Les profils ont changé mais ceux qui répondent à nos annonces sont vraiment motivés pour travailler avec nous. Je veux lutter contre une idée reçue qui m’agace : le métier de cuisinier n’est pas plus dur qu’un autre ! Les choses ont beaucoup évolué depuis quarante ans, et si on oblige les salariés à faire la coupure, on n’a plus personne. Aujourd’hui, les horaires sont respectés, les heures supplémentaires sont payées ou rattrapées. Et en plus, c’est un métier où l’on donne du bonheur !
Vous êtes devenu président de l’école hôtelière d’Avignon il y a deux ans. Pour quelle raison ?
Au début, j’étais un peu réticent et finalement, je me suis passionné pour cela. J’ai le sentiment qu’à un certain âge, on a envie de transmettre. On m’a beaucoup donné pendant ma carrière donc c’est un devoir de rendre à mon tour. Je souhaite aider les jeunes à voyager, à s’ouvrir aux autres. C’est une chance, il y a peu de métiers qui permettent cela !
Qu’est-ce qui vous marque chez les jeunes que vous rencontrez ?
Les jeunes d’aujourd’hui apprennent très vite.

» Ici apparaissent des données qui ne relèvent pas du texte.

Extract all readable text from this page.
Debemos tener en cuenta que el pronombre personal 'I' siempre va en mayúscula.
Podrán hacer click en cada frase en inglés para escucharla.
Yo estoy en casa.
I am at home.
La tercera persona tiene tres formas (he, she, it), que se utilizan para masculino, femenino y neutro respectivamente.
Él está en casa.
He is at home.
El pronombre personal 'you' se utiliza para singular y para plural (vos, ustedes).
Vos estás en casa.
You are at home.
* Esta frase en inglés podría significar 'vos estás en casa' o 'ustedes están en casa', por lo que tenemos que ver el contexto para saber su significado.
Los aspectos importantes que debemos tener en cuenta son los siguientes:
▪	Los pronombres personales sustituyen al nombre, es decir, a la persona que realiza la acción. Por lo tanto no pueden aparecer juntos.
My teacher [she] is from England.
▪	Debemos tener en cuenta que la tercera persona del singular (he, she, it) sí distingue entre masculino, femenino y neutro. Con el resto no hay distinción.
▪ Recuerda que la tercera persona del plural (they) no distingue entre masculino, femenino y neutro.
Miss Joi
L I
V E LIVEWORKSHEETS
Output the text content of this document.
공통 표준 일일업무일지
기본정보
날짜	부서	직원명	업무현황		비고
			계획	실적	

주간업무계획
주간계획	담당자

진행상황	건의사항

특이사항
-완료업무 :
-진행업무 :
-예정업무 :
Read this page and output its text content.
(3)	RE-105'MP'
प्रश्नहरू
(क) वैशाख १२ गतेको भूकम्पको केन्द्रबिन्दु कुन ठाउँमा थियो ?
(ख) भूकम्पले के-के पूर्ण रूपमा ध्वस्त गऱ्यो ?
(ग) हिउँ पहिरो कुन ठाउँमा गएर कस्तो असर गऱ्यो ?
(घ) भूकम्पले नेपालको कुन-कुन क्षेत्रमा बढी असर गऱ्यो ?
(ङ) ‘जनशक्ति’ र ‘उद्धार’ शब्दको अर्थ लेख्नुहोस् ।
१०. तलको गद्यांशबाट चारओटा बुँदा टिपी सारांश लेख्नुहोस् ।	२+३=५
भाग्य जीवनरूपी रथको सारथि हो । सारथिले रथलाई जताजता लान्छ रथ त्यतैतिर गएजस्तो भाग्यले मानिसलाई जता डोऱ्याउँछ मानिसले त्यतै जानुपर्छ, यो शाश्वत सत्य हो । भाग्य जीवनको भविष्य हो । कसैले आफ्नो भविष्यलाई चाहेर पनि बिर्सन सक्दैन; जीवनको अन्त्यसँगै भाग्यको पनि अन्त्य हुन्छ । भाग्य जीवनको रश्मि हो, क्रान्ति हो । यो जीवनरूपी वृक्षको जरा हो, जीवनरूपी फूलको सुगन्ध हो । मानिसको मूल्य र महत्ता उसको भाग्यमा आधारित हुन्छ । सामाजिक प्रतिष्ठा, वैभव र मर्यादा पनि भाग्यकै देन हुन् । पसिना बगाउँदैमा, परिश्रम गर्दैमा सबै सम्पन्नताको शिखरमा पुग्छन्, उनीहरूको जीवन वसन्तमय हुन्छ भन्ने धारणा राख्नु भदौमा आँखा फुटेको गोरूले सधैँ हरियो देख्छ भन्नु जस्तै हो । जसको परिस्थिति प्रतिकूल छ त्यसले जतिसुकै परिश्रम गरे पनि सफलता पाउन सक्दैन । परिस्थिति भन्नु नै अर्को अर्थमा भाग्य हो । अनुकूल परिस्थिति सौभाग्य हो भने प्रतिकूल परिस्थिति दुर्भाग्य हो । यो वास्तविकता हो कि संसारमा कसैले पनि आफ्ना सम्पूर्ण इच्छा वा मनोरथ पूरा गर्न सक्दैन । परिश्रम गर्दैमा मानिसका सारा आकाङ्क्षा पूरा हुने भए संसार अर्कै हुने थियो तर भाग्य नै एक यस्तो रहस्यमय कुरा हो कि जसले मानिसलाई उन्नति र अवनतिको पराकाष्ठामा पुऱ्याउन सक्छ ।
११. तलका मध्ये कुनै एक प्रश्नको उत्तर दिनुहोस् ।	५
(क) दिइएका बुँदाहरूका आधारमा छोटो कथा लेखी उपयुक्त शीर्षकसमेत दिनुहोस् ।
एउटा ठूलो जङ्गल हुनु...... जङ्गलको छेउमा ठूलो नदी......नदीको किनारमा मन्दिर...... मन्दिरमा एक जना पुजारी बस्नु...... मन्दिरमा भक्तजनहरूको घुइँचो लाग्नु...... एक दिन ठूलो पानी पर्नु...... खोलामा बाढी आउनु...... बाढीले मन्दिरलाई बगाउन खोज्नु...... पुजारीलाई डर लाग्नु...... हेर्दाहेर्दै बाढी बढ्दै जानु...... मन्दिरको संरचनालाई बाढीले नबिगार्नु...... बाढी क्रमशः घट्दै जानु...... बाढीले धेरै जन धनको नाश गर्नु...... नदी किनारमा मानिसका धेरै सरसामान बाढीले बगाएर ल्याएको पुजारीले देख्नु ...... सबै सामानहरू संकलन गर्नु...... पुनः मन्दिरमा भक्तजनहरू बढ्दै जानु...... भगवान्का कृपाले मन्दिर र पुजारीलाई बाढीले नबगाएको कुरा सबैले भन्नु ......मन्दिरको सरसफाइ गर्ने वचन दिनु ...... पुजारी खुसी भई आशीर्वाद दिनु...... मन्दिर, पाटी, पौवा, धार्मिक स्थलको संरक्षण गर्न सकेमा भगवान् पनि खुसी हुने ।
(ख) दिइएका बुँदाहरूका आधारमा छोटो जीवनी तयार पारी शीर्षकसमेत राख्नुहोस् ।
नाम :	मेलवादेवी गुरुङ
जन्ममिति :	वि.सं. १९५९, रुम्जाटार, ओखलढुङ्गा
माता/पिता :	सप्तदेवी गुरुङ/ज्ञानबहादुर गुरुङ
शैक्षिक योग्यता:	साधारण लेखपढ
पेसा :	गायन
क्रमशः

Ils ont deux cerveaux : l’un dans la tête et l’autre dans la poche arrière de leur pantalon ! [il montre son téléphone portable] Je suis surpris de leur intelligence et de leur ouverture d’esprit. Ils n’approfondissent pas les gestes techniques s’ils n’en ont pas besoin mais font davantage de recherches sur le goût, la qualité du produit, l’écoresponsabilité…
Vous venez de fêter les 40 ans du Phébus, quelles évolutions avez-vous observées pendant cette période ?
Tout a changé ! Les attentes des clients, des équipes, la manière de penser, de manger, le service… Je pense que la restauration de demain sera totalement décloisonnée, un chef de rang pourra être chef de partie et vice-versa. Côté cuisine, il y a quarante ans, bien manger c’était manger beaucoup et gras. Aujourd’hui, c’est choisir des produits de qualité et de saison, cultivés dans le respect de l’environnement et du producteur. Cette région, c’est du pain bénit pour trouver des produits de proximité. On fabrique actuellement le monde de demain, qui sera plus responsable et plus solide.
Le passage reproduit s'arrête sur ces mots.